Le métier à tisser des Ede est pour le moins original. Il est fait de longs morceaux de bambou séparés. Les femmes tissent des fils de chaîne sans avoir besoin d'un modèle. Elles ont en tête les motifs et savent exactement quelle couleur choisir. Reste à bien manipuler les mains et les pieds. Mi Blu explique que "pour obtenir un beau tissu, la tisseuse doit se tenir à son métier. Les pieds doivent pousser fort et les mains doivent tenir fermement le tissu pour qu’il soit solide. La tisseuse donne libre cours à son imagination pour les motifs de décoration".

Quels sont les motifs favoris des Ede? "Thu Nhung M’lô Duôn Du, docteur en ethnologie, nous explique : "les motifs traditionnels des Ede reflètent le monde qui les entoure. Il peut s’agir des fleurs, des feuilles ou des animaux. Aujourd’hui, les femmes aiment reproduire sur leurs robes des motifs gravés sur les cabanes funèbres.

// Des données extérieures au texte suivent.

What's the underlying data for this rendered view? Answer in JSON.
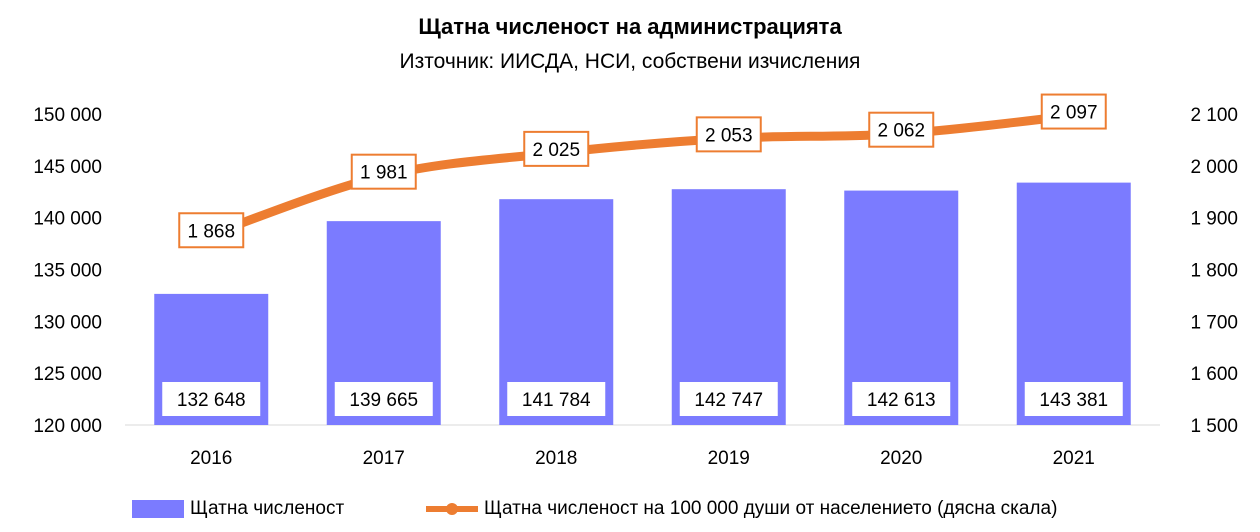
{
  "title": "Щатна численост на администрацията",
  "subtitle": "Източник: ИИСДА, НСИ, собствени изчисления",
  "chart_data": {
    "type": "bar",
    "categories": [
      "2016",
      "2017",
      "2018",
      "2019",
      "2020",
      "2021"
    ],
    "series": [
      {
        "name": "Щатна численост",
        "type": "bar",
        "axis": "left",
        "values": [
          132648,
          139665,
          141784,
          142747,
          142613,
          143381
        ],
        "labels": [
          "132 648",
          "139 665",
          "141 784",
          "142 747",
          "142 613",
          "143 381"
        ],
        "color": "#7b7bff"
      },
      {
        "name": "Щатна численост на 100 000 души от населението (дясна скала)",
        "type": "line",
        "axis": "right",
        "values": [
          1868,
          1981,
          2025,
          2053,
          2062,
          2097
        ],
        "labels": [
          "1 868",
          "1 981",
          "2 025",
          "2 053",
          "2 062",
          "2 097"
        ],
        "color": "#ed7d31"
      }
    ],
    "y_left": {
      "min": 120000,
      "max": 150000,
      "ticks": [
        120000,
        125000,
        130000,
        135000,
        140000,
        145000,
        150000
      ],
      "tick_labels": [
        "120 000",
        "125 000",
        "130 000",
        "135 000",
        "140 000",
        "145 000",
        "150 000"
      ]
    },
    "y_right": {
      "min": 1500,
      "max": 2100,
      "ticks": [
        1500,
        1600,
        1700,
        1800,
        1900,
        2000,
        2100
      ],
      "tick_labels": [
        "1 500",
        "1 600",
        "1 700",
        "1 800",
        "1 900",
        "2 000",
        "2 100"
      ]
    },
    "grid": false,
    "legend_position": "bottom"
  }
}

Cette inclination dénote d’un grand changement dans leur conception esthétique".

Les Ede teignent leurs fils avec des couleurs naturelles obtenues à partir de feuilles, d’écorces ou de racines d’arbres. L’écorce de l’indigotier donne l'indigo, l’écorce du nono ou du tubercule de curcuma, le jaune foncé, l’écorce du marronnier, le brun... Mais les Ede préfèrent les couleurs sombres qui constituent d’ailleurs les tons principaux de leurs vêtements. De cette façon, ils peuvent se fondre dans la nature, les champs ou les forêts et la terre basaltique. Thu Nhung Mlô Duôn Du : "les costumes Ede sont essentiellement noir et rouge. Mais les robes des femmes ont 5 couleurs principales, noir, rouge, jaune, bleu marine et vert. Ce sont les couleurs que les Ede peuvent teindre eux-mêmes".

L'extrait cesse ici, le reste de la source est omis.